Popcorn is a healthy and versatile snack, but it’s much more than that. According to the story, archaeologists found evidence of popcorn being made and eaten in a thousand-year-old tomb in Peru, and it has been around in the United States since the 1800s.

If you think of popcorn as a low-calorie alternative to other crunchy snacks like chips, you might be surprised to learn that these perfectly popped kernels contain more iron than spinach or eggs. Not only that, but plain popcorn is also rich in protein and is a great source of dietary fiber as it is made up of whole grains. In fact, it will provide phenolic acids and antioxidants to ease the effects on your digestive system, and it’s gluten-free! All in all, there are plenty of reasons to incorporate popcorn into your daily routine, but is it really a good idea? As with most foods, it depends on how you prepare it.

What happens if you eat microwave popcorn every day?

More: https://www.mashed.com/243824/when-you-eat-popcorn-every-day-this-is-what-happens/?utm_campaign=clip If you’re a big fan of popcorn, this is available. You’ve heard of popcorn lung, but it’s not something you should worry about… unless you’ve been eating two bags of microwave popcorn every day for ten years. That’s what a man named Wayne Watson did, and it resulted in a nasty case of popcorn lung (via CBS News ). Popcorn lung, or bronchiolitis, damages the small airways in the lungs, causing coughing and shortness of breath (via WebMD).

A variety of chemicals, from metal fumes to ammonia, can cause this disease.

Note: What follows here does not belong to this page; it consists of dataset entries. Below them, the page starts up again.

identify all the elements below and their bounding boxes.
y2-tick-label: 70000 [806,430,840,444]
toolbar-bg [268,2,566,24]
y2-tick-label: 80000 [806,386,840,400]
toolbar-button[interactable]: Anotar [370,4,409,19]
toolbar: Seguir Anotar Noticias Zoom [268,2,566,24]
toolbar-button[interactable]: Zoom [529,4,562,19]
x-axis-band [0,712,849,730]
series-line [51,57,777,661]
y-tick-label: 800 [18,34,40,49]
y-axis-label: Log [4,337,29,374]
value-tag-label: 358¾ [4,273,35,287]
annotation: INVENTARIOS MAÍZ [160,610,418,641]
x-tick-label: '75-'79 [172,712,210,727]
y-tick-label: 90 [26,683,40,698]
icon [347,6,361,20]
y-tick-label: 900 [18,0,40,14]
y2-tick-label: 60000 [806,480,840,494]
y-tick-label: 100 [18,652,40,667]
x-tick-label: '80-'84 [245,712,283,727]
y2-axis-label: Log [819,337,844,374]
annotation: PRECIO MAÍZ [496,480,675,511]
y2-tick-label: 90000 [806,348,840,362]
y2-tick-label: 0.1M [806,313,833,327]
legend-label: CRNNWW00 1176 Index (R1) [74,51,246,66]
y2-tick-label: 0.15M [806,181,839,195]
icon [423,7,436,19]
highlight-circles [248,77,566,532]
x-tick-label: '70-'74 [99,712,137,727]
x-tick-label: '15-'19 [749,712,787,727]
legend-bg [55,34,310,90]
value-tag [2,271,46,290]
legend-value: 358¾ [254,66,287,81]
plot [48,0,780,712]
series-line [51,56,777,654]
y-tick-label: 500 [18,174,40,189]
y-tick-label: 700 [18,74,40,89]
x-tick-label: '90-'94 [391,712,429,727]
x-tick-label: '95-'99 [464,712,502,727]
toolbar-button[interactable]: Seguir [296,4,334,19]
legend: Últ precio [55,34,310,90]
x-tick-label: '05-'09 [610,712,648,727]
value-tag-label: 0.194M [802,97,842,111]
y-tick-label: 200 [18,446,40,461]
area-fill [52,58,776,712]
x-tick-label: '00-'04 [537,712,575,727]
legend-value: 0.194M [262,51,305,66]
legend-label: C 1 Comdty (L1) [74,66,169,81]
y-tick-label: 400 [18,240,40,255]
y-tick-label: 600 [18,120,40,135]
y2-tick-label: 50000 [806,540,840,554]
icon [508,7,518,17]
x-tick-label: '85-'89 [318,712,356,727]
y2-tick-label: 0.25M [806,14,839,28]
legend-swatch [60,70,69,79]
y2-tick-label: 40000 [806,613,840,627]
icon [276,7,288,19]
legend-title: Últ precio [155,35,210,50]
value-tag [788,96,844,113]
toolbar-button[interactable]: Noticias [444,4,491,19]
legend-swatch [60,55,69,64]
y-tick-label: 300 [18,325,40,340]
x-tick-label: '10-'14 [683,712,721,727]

However, the nickname “popcorn lung” comes from the many popcorn factory workers who became ill after inhaling microwave popcorn fumes over the years. Diacetyl, the chemical believed to be responsible, was found in butter flavoring but was removed by major brands (via Healthline) in 2007. Unfortunately, some people have suggested that the replacement chemicals pose a health risk (see How They Work).

For years, microwave popcorn bags have been lined with chemicals called PFCs, one of which (PFOA) has been linked to cancer. In 2011, popcorn companies voluntarily removed carcinogens. That same year, US companies stopped producing three other PFCs, and the FDA banned them in 2016 (via EWG). Although these chemicals have been eliminated, many remain and their potential effects are still unknown. The truth is, they just don’t need fresh popcorn.